At Renee’s urging he became a steward and turned out to be a perfect fit; he started off with a 2-year winning streak that made him highly sought-after.
“One time a worker tracked me down when I was on vacation and wanted to see if I would take their case,” Alan said, laughing at the memory. “My buddies and I were out fishing in the ocean in Canada and they were so mad at me for answering that they threatened to throw me and my cell overboard!”
Right to Work UNION
With a long shaggy beard (a hold-over from his biker days) and his imposing frame, it’s not surprising that Alan isn’t known to back down from a fight.
“People always assume that I have tattoos,” he said. “I don’t but we sure could play ‘name that scar.’”

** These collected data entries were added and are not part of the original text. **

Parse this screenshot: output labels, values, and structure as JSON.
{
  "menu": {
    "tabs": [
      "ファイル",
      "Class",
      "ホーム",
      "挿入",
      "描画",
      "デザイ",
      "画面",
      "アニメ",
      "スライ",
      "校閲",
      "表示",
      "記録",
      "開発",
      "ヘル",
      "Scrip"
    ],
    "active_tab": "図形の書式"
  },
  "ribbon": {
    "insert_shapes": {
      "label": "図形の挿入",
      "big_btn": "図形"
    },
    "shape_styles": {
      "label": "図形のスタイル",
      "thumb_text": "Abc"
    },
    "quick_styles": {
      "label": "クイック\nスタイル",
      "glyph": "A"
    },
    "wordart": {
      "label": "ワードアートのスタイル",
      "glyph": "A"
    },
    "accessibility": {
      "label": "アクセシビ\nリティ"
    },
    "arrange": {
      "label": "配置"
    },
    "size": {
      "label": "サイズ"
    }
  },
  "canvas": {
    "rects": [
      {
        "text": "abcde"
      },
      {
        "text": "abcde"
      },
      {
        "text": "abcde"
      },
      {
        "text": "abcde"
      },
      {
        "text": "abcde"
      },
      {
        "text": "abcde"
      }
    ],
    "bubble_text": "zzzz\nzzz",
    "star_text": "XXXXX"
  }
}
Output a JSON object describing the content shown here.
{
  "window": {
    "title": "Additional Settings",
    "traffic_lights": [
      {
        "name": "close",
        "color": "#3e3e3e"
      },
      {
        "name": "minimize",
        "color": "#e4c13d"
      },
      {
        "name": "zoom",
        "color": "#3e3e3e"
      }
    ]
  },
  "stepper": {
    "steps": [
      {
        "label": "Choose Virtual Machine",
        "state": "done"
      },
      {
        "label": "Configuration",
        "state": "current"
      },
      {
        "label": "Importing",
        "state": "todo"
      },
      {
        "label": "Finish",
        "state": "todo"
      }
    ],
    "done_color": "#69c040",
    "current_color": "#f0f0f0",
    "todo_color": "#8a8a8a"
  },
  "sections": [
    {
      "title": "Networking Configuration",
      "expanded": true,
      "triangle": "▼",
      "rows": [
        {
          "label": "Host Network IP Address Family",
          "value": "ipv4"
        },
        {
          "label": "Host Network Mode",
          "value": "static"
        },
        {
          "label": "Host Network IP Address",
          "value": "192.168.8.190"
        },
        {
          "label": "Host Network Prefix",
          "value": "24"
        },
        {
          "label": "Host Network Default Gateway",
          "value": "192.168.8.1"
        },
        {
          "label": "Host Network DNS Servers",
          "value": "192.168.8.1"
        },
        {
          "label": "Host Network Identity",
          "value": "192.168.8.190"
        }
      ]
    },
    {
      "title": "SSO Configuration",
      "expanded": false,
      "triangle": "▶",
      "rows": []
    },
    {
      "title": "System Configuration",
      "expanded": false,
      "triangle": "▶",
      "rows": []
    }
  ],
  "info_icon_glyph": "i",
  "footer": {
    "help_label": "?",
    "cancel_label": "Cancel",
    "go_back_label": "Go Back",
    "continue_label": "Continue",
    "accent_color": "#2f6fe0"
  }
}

He was stabbed in a bar fight once while defending a buddy who got in a tiff with a knife-wielding drunkard. Another time he was shot while confronting a thief. The bullet went through his hand, leaving a still-visible mark at the heel of his palm.
“It just bothers me when someone tries to take advantage of someone else and I just can’t stand to see that,” he said. “I’m all about standing up for the little guy and defending what’s right.”
That’s why he has very choice words regarding those pushing the so-called “Right to Work” scheme, though some of those words are not fit to print. He takes personal offense at the suggestion that unions are greedy and taking advantage of workers.
“It’s all a bunch of BS and they’re lying that we don’t have the right to work. Everybody already has the right to work and we have the right to work UNION,” he said, bristling. “We gotta stick to our values and maintain what we’ve worked for. You take away the union, workers aren’t going to have any rights, they’re gonna be just slaves. They want to break the unions, well I say hell no. Can’t let that happen.”
A Dream Come True
The same passion that riles him up about fighting against injustice carries through to his many hobbies, which include hunting, fishing, music and animals. He also loves road trips, has been to nearly all of the National Parks and his infamous chili has never taken less than 3rd place at a cook-off.
He and his domestic partner, Nancy, bought their dream home in September 2016, something Alan says they would have never been able to do without the wages and retirement benefits secured by SEIU 721.
Their new home is located in a semi-rural area in Bishop, CA, where they have three ponds and a stream in their backyard along with apple, peach, apricot and cherry trees, goats that roam around and chickens that lay fresh eggs.
“It’s the Beverly Hills of Bishop and it’s my dream,” he said.
But Alan realizes that the same dream: having livable wages and retiring with dignity, is being threatened by the RTW attack and there’s a lot at stake, especially for the younger generation of workers. That’s why at least for now, his retirement will come with an asterisk and an amendment.
“I guess I’m retired on paper,” he said. “But as long as they’re attacking us and as long as we’re fighting, I’m going to be right there too with my union brothers and sisters. I’m not going anywhere.”